Australian actor Eric Bana portrays Sarchie in Deliver Us from Evil and is reported to have been greatly affected by viewing genuine exorcism film footage involving Sarchie, prior to the start of filming.
Ralph Sarchie insists he is not in this position to entertain. Following a policeman’s line of thought and motivation there is one, and only one purpose—to help! No glory…no fame…only work to be done. And Sarchie is doing it.
Exorcisms are a tricky venture, and first rounds often transition into a second. Sarchie makes no bones:
“This demon will come back with seven more powerful to find the house all tidied up, swept and tidy. That’s what exorcism does. It sweeps everything up; it gets all the uncleanliness out. You’re now supposed to fill it with the holy and the light. If you don’t do that, something more powerful is gonna come back, it’s gonna fill that void.”

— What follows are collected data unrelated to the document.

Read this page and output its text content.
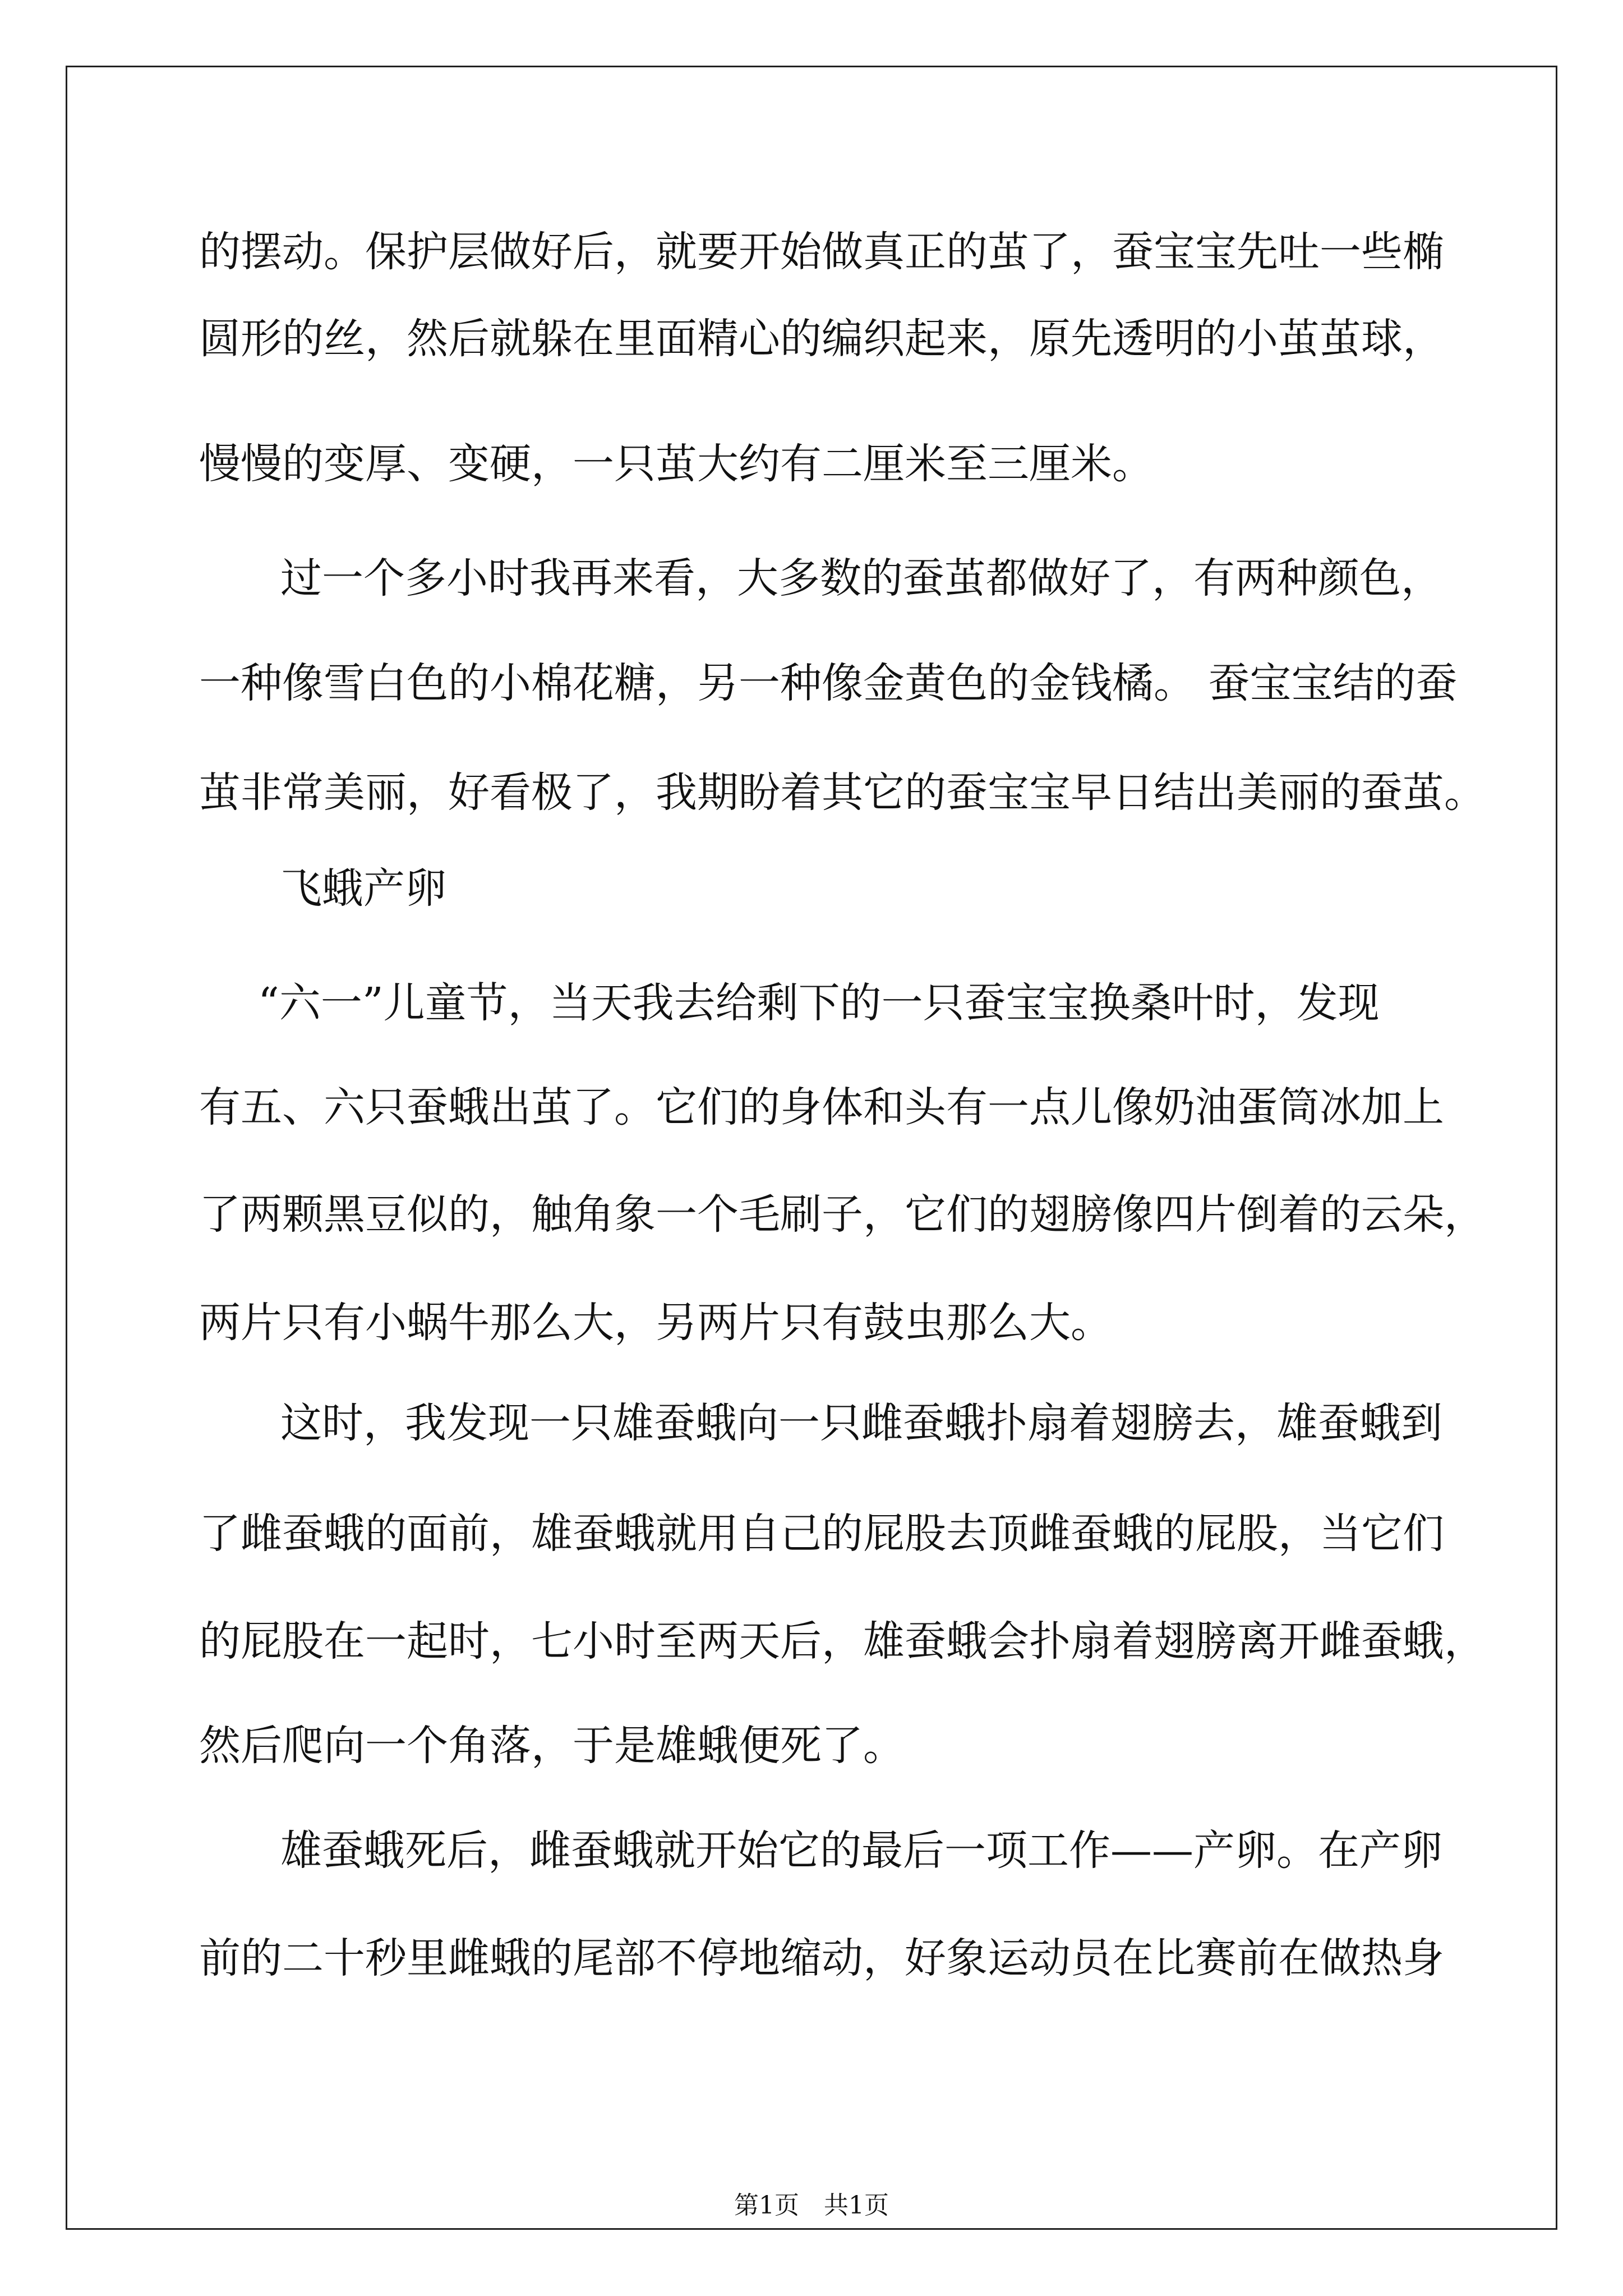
的摆动。保护层做好后，就要开始做真正的茧了，蚕宝宝先吐一些椭
圆形的丝，然后就躲在里面精心的编织起来，原先透明的小茧茧球，
慢慢的变厚、变硬，一只茧大约有二厘米至三厘米。
过一个多小时我再来看，大多数的蚕茧都做好了，有两种颜色，
一种像雪白色的小棉花糖，另一种像金黄色的金钱橘。 蚕宝宝结的蚕
茧非常美丽，好看极了，我期盼着其它的蚕宝宝早日结出美丽的蚕茧。
飞蛾产卵
“六一”儿童节，当天我去给剩下的一只蚕宝宝换桑叶时，发现
有五、六只蚕蛾出茧了。它们的身体和头有一点儿像奶油蛋筒冰加上
了两颗黑豆似的，触角象一个毛刷子，它们的翅膀像四片倒着的云朵，
两片只有小蜗牛那么大，另两片只有鼓虫那么大。
这时，我发现一只雄蚕蛾向一只雌蚕蛾扑扇着翅膀去，雄蚕蛾到
了雌蚕蛾的面前，雄蚕蛾就用自己的屁股去顶雌蚕蛾的屁股，当它们
的屁股在一起时，七小时至两天后，雄蚕蛾会扑扇着翅膀离开雌蚕蛾，
然后爬向一个角落，于是雄蛾便死了。
雄蚕蛾死后，雌蚕蛾就开始它的最后一项工作——产卵。在产卵
前的二十秒里雌蛾的尾部不停地缩动，好象运动员在比赛前在做热身
第1页　共1页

A police officer’s perspective in the world of the paranormal is not new—at least on the entertainment front. An officer is trained in observation, a student of human character, organization, and an investigative process aimed towards getting results. During my brief stint as a Marion County Sheriffs Deputy recruit I became a member of the ‘club’ and still retain that line of thought and method in not only my day-job life, but also when conducting paranormal investigations.
Back in the day when I enjoyed paranormal television there was a show that premiered on the A&E Network in January of 2010 called Paranormal Cops. Co-founders Thomas Froelich and cigar-chomping Ron Fabiani headlined a team of Chicago police officers who would gather together in the evening following their day shift and sort through the paranormal oddities in the Windy City. What struck a nerve was it was different from the other fare being offered at the time. Here were trained public servants using their investigative know-how to treat the paranormal as basically a crime scene. It was an innovative premise. There were short comings as could be expected. I discounted the psychic-medium because they always get my radar up. There’s something about their personal observations that could be either a product of their own imagination or purposeful invention. How is a poor viewer to know? But the boys…those officers gained my respect for their approach to the paranormal.
The show lasted for one six episode season and was cancelled!
I like Ralph Sarchie. I like his no nonsense attitude. He doesn’t really care if you believe him or not. His mission and journey will not be deterred by your opinion. You weren’t there. Consequently, you have no idea of what you speak….
He’s not a ghost hunter. He’s not a paranormal investigator. He doesn’t carry an array of gadgets with blinking lights and audible alert tones He’s dealing on a completely different level and one that is ancient in origin. His tools of the trade are a cross, holy water, and a keen realization of what he is dealing with. That’s enough for him.
“It does not matter if you believe or not. You don’t have to believe in God. You don’t have to believe in the devil. It doesn’t withdraw you from this battle. You’re involved in it. You were born into this world. No, you probably didn’t ask to be born, but you’re here. You need to make a choice. You need to pick a side.”